Common use of Company Proxy Statement Clause in Contracts

Company Proxy Statement. Upon Parent's or Merger Sub's request, as promptly as practicable following the purchase of shares of Company Common Stock pursuant to the Offer, if stockholder approval of the Merger is required by law, Company shall prepare and file the Company Proxy Statement in preliminary form with the SEC and shall use its best efforts to respond to the comments of the SEC, if any, in connection therewith and to furnish all information regarding Company required in the Company Proxy Statement (including, without limitation, financial statements and supporting schedules and certificates and reports of independent public accountants).
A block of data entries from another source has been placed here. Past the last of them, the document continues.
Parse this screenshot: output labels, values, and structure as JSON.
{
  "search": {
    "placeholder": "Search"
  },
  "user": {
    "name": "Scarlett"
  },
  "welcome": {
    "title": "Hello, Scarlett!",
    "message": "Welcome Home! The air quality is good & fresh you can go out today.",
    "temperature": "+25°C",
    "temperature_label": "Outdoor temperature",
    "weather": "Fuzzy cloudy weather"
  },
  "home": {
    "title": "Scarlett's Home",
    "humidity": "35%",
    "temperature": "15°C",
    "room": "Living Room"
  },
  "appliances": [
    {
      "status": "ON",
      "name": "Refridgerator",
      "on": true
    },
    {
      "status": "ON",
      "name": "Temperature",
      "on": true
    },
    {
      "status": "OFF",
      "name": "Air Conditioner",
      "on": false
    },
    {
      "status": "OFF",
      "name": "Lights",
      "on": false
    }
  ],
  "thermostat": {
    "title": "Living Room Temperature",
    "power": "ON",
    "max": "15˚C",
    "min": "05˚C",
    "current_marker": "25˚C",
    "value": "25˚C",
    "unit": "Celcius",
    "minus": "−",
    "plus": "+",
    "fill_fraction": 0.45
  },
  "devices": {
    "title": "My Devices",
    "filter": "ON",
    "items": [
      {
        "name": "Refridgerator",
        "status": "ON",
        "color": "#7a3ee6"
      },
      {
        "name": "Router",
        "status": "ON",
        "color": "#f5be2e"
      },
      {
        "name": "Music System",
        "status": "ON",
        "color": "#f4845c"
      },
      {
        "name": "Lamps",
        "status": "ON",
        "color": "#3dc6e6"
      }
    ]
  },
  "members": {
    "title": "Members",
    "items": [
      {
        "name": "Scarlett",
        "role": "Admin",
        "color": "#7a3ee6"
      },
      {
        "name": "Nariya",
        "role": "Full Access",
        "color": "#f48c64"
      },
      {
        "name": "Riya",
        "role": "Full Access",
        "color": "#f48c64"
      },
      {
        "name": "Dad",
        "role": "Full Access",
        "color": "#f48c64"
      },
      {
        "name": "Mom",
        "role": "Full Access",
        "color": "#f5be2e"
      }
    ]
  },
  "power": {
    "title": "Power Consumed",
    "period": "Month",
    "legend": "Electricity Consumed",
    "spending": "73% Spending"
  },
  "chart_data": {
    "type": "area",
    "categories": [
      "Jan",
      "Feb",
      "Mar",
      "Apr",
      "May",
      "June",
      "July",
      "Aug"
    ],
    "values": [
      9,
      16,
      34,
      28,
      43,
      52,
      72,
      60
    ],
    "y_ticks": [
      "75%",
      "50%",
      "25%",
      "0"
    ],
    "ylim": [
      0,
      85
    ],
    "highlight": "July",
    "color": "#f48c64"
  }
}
Parent, Merger Sub and Company shall cooperate with each other in the preparation of the Company Proxy Statement. Without limiting the generality of the foregoing, each of Parent and Merger Sub shall furnish to Company the information relating to it required by the Exchange Act to be set forth in the Company Proxy Statement. Company shall cause the definitive Company Proxy Statement to be mailed to the stockholders of Company as promptly as practicable after filing with the SEC and, if necessary, after the definitive Company Proxy Statement shall have been so mailed, promptly circulate amended, supplemental or supplemented proxy material and, if required in connection therewith, resolicit proxies. Company shall not use any proxy material in connection with the meeting of its stockholders without Parent's prior approval.